本連載では、案件数の多さから中国撤退コンサルタントと称される日上正之税理士に、6回にわたってその外観を書いていただきます。
1.撤退スキームの論点
中国国内の景気後退に加え、米国との貿易戦争が重なり、とりわけ米国へ製品や半製品を輸出する商流か、または米国から中国へ輸出する商流で中国事業を回してきた日系企業に対して、事業縮小や事業停止にとどまらず、最終的には撤退せざるを得ないという選択肢を選ばざるを得ない場合が散見されます。最近になって、中国事業を継続するために事業縮小(リストラ)を行うことで何とか現地事業を持たせているという傾向が強くなっていることを痛感します。

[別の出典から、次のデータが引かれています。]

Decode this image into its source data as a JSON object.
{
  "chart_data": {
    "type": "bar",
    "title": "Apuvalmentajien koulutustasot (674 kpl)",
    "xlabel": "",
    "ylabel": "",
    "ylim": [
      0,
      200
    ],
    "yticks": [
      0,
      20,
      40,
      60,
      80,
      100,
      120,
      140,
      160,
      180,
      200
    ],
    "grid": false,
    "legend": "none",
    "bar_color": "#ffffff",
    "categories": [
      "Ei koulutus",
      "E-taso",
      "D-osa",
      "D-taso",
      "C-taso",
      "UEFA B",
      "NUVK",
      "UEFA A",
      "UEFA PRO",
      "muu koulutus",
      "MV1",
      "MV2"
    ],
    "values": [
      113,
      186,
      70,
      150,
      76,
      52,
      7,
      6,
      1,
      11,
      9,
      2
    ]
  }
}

一般的に事業再編の観点から、グループ企業を中国内にそれなりに有しており特殊再編税制の活用1をも勘案した場合、前回撤退スキームとして述べた⑴持分譲渡、⑵普通清算、⑶破産清算のスキーム以外に、以下のスキームを挙げることができます。
①現行現地法人をそのまま残し移転を前提とした合併
合併に関して説明しますと、この再編は対象会社を消滅会社とする吸収合併です。合併には、貸借対照表上、合併企業の総投資額と被合併企業の総投資額の和とされ登録資本金額も両企業の和とされるとか、企業所得税の優遇税制や免税処置を引き継げるとか、欠損金を補填(ほてん)期限内は引き継げるといったメリットがあり、手続きもそれほど困難を伴うものではありません。